Il messaggio veicolato attraverso questo lavoro ha avuto come scopo quello di sviluppare un senso critico ecosostenibile per poter imparare a vivere in maniera equa e dignitosa, senza sfruttare i sistemi naturali da cui traiamo risorse e senza oltrepassare le loro capacità di assorbire scarti e rifiuti.

Abbiamo finalmente compreso che la scuola non si può limitare a promuovere l’assunzione di comportamenti corretti, ma con ogni sforzo deve cercare di far crescere negli alunni una “mentalità sostenibile” in modo che possano approdare a dei “comportamenti sostenibili”.

“Noi vi perdoniamo” e “Il mondo può guarire”, i due versi della canzone richiedono uno sforzo utopistico nell’epoca supertecnologica che viviamo?

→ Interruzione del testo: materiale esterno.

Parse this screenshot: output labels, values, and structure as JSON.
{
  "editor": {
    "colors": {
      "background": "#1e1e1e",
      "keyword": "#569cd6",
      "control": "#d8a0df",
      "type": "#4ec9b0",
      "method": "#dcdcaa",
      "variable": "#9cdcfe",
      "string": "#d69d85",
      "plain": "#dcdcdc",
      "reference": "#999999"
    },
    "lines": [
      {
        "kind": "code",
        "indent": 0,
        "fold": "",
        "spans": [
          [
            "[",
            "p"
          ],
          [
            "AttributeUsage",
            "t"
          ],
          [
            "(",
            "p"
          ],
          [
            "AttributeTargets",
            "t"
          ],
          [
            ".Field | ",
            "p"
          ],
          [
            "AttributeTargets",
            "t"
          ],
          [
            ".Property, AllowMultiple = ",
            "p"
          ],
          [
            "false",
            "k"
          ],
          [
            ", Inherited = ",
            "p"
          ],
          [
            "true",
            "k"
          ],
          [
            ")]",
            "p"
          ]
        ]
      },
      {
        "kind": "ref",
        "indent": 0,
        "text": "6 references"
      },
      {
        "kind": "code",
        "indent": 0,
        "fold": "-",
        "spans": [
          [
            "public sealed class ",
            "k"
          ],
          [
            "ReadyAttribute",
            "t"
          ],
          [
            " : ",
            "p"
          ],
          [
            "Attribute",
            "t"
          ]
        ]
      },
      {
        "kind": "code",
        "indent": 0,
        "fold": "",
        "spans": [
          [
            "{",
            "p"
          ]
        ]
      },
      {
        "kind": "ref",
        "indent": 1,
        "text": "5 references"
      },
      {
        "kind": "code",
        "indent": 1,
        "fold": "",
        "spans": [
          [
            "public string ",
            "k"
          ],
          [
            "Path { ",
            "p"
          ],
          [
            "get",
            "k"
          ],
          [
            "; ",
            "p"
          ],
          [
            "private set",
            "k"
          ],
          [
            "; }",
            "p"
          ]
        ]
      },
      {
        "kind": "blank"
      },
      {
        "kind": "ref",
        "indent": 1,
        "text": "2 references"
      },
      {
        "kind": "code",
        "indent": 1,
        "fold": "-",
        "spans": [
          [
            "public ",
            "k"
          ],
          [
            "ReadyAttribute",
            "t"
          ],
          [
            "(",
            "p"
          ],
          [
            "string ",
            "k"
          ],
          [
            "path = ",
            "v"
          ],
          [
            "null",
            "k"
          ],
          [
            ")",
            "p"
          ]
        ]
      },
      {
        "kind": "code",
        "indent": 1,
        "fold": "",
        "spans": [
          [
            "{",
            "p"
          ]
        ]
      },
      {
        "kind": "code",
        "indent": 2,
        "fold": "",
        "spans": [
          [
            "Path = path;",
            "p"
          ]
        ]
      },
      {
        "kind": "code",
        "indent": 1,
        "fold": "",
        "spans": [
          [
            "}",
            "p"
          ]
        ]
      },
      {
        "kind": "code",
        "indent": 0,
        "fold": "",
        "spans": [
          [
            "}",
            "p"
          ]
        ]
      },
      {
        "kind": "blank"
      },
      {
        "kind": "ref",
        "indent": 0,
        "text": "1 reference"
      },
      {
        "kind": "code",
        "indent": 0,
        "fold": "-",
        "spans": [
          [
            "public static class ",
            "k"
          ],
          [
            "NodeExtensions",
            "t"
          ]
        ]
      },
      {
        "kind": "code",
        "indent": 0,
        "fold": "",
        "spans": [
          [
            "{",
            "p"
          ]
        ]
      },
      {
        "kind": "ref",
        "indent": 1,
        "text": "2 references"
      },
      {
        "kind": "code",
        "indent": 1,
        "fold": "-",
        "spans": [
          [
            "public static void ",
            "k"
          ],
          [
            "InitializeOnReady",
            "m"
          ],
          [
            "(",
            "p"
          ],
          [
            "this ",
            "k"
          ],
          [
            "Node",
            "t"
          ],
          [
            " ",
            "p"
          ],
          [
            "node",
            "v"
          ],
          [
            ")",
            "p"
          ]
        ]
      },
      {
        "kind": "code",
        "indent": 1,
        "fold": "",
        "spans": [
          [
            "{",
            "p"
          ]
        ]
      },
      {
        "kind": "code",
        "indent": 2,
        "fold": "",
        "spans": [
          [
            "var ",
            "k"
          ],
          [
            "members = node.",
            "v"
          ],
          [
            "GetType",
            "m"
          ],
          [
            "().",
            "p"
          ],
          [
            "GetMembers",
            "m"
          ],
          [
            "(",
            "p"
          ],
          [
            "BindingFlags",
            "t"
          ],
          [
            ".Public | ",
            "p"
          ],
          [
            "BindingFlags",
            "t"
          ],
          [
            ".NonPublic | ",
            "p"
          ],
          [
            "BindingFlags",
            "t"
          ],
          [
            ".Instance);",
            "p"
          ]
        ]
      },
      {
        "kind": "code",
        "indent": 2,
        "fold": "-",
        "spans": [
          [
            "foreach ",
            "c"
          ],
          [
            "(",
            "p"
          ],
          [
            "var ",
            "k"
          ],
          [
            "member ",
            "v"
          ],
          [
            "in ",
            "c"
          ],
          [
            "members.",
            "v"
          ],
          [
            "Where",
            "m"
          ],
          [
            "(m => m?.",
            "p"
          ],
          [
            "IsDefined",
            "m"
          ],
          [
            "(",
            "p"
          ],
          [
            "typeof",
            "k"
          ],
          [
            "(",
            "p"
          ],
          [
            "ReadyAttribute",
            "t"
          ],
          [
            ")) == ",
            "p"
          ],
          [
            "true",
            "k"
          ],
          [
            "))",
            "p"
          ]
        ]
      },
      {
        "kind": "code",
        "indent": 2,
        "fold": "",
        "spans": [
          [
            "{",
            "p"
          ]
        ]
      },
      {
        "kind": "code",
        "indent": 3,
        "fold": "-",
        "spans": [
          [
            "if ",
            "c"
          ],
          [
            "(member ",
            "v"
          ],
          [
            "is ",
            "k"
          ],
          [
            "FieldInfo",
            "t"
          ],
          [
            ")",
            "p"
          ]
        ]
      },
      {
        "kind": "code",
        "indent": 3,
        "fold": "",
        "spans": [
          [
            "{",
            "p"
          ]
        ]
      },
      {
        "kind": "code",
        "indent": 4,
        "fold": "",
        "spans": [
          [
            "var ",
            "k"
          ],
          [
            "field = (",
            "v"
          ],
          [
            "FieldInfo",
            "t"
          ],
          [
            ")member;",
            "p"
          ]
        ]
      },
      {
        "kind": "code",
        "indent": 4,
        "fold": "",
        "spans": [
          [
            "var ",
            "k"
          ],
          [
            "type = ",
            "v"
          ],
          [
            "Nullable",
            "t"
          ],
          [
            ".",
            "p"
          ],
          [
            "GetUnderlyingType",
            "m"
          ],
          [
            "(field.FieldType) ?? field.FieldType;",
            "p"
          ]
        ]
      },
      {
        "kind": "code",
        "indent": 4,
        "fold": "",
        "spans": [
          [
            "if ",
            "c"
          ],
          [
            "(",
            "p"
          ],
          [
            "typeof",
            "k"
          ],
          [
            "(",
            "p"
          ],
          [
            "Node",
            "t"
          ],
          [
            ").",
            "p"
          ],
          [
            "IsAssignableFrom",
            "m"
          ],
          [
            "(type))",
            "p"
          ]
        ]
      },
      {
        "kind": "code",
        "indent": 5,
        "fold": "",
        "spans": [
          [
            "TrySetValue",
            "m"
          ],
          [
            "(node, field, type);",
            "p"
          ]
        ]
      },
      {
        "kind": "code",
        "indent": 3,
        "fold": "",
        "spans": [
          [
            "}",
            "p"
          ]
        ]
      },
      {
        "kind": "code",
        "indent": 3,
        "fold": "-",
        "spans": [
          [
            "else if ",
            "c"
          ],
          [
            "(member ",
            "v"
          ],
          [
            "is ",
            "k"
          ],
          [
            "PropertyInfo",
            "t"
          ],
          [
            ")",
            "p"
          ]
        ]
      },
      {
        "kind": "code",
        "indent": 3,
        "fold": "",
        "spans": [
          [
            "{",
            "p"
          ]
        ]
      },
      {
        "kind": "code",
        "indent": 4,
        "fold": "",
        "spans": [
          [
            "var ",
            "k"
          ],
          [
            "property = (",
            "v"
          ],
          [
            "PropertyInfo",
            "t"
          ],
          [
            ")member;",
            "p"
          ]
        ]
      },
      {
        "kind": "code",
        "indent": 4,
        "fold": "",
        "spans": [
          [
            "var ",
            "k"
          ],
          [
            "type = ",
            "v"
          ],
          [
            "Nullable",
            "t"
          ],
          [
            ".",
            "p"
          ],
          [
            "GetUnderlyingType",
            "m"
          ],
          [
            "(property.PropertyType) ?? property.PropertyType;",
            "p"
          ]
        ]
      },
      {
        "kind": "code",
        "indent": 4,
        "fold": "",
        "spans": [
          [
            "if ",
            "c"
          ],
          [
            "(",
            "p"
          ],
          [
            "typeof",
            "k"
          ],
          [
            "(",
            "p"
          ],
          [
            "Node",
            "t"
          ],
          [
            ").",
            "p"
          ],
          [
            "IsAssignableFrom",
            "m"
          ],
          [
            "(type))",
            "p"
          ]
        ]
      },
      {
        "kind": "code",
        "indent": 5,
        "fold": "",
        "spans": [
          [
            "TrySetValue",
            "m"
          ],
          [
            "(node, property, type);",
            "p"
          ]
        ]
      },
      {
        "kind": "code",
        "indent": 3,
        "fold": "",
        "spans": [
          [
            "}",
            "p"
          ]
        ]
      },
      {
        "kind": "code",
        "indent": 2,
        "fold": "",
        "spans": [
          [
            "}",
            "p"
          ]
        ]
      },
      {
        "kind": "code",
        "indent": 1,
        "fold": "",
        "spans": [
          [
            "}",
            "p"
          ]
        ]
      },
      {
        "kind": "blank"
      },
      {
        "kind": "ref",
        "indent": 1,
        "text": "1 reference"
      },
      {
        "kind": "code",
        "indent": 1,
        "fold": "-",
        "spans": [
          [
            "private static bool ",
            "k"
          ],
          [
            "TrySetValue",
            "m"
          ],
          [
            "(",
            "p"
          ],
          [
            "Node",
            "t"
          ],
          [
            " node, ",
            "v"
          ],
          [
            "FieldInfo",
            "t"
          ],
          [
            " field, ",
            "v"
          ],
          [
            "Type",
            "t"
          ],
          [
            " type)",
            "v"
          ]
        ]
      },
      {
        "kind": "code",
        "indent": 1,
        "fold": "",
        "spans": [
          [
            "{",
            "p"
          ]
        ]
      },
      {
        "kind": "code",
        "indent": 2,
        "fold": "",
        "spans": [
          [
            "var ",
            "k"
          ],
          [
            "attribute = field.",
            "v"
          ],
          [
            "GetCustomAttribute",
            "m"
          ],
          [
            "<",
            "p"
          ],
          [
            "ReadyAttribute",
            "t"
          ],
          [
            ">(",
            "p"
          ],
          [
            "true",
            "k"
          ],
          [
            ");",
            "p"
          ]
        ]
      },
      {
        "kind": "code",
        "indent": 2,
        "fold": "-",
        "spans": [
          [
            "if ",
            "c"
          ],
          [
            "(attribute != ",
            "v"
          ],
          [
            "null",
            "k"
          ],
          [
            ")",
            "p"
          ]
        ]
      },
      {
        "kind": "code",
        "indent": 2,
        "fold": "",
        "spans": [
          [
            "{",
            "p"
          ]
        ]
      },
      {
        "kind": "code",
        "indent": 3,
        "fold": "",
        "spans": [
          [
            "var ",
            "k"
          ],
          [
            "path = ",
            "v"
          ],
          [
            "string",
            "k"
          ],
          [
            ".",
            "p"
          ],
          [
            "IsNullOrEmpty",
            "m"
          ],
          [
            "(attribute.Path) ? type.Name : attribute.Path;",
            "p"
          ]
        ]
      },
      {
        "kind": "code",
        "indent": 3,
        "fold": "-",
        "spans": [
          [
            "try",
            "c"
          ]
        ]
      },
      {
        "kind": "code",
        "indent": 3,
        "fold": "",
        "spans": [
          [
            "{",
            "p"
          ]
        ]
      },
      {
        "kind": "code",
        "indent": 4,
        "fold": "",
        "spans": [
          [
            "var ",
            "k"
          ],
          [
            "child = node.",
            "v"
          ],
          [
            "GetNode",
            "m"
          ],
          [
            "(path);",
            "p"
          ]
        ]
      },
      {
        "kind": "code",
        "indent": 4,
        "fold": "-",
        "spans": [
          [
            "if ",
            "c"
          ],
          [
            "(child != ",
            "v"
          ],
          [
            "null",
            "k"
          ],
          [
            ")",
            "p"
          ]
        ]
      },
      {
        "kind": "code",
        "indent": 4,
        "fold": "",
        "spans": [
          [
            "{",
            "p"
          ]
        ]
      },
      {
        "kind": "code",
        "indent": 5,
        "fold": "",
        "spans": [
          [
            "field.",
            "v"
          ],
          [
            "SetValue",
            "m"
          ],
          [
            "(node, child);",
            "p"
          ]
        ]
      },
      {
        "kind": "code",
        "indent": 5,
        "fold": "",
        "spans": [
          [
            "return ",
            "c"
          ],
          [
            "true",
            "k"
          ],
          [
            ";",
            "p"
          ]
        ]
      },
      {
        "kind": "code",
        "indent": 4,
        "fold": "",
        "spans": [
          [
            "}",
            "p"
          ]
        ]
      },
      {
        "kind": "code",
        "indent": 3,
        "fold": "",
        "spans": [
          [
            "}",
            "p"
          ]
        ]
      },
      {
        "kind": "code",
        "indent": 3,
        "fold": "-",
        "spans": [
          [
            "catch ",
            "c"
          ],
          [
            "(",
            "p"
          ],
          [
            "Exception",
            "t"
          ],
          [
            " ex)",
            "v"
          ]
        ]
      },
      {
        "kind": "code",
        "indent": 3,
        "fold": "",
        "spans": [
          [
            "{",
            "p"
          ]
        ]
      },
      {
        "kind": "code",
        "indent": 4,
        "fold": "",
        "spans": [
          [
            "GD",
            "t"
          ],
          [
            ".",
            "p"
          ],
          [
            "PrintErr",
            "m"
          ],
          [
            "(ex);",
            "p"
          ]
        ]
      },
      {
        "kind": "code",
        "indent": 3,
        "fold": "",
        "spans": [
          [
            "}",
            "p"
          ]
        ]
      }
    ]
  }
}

Certamente i due versi citati richiedono un notevole sforzo perché vengano assorbiti e veicolati da tutti i nostri ragazzi, ma per quanto questi ultimi possano sembrare attratti più dalla tecnologia che dalla difesa dell’ambiente, in realtà sono molto più sensibili a queste tematiche di quanto sembri, poiché si stanno rendendo conto di giorno in giorno dei danni provocati da chi li ha preceduti e hanno compreso che è ormai indispensabile prendere provvedimenti per evitare una catastrofe.

Nel nostro caso specifico abbiamo unito la tecnologia all’inventiva e alle tematiche da loro più sentite per produrre un video che dimostrasse quanto ci sia di buono nelle nuove generazioni, che meritano quindi di essere assolutamente tutelate per il futuro.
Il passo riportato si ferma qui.